The plot from then on is predictable, with Amy second-guessing her feelings for Aaron and unconsciously sabotaging their burgeoning relationship.  That Trainwreck ultimately succumbs to rom-com conventions instead of subverting them is disappointing, but the movie has far greater problems.

In classic Apatow fashion, Trainwreck is easily twenty minutes too long.  It’s full of scenes that overstay their welcome, leaving the actors desperately trying to improvise something funny while the audience waits for the movie to get back to that whole “plot” thing.  The worst of these sequences occurs when LeBron James (playing himself) stages a “love intervention” for Aaron along with three mid-level sportscasters (playing themselves) and (for no apparent reason) Matthew Broderick.  There are few things more cringe-worthy than failed attempts at humor, and this scene is utterly painful to get through.

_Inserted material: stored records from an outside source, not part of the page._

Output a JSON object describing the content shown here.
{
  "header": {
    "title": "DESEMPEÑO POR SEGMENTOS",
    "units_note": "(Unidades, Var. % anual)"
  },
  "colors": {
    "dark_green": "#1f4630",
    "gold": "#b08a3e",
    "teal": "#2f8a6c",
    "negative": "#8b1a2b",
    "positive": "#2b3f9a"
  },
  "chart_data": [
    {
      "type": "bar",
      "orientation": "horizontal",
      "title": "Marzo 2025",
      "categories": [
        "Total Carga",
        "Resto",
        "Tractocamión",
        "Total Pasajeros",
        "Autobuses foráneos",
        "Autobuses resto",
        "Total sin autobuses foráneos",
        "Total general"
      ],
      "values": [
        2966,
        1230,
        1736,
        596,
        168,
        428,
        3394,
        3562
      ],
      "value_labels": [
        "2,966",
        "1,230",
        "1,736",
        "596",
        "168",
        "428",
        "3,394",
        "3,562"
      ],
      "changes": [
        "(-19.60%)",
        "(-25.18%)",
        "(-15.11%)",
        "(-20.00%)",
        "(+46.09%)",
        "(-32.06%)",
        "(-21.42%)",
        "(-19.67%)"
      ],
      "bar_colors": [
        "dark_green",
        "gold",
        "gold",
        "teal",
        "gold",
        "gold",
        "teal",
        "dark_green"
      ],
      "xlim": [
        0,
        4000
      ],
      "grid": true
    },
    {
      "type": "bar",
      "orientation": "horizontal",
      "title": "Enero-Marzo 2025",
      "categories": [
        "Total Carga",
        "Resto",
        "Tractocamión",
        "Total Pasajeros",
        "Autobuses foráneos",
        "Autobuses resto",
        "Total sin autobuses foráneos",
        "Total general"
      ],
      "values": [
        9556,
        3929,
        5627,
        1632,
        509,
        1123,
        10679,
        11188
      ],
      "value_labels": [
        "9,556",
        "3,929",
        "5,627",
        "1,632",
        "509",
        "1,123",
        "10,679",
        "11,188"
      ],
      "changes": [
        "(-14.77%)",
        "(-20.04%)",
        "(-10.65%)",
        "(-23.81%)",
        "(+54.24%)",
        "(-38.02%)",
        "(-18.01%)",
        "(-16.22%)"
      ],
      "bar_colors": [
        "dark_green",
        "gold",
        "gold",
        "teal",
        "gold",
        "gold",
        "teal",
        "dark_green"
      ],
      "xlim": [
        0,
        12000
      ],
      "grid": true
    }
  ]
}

Brie Larson as Amy’s married sister and Colin Quinn as her aging curmudgeonly father turn in solid supporting performances.  The latter’s subplot lets Schumer deliver a heartfelt monologue in the movie’s most serious – and possibly best – scene.  Here, and at a few other points in the movie, she shows real dramatic ability; it’s too bad we see so little of it.

There are some laughs to be had in Trainwreck, most of them courtesy of Hader and Schumer, who share a romantic and comedic chemistry that makes them effortlessly likable.  If only the rest of the movie shared that quality.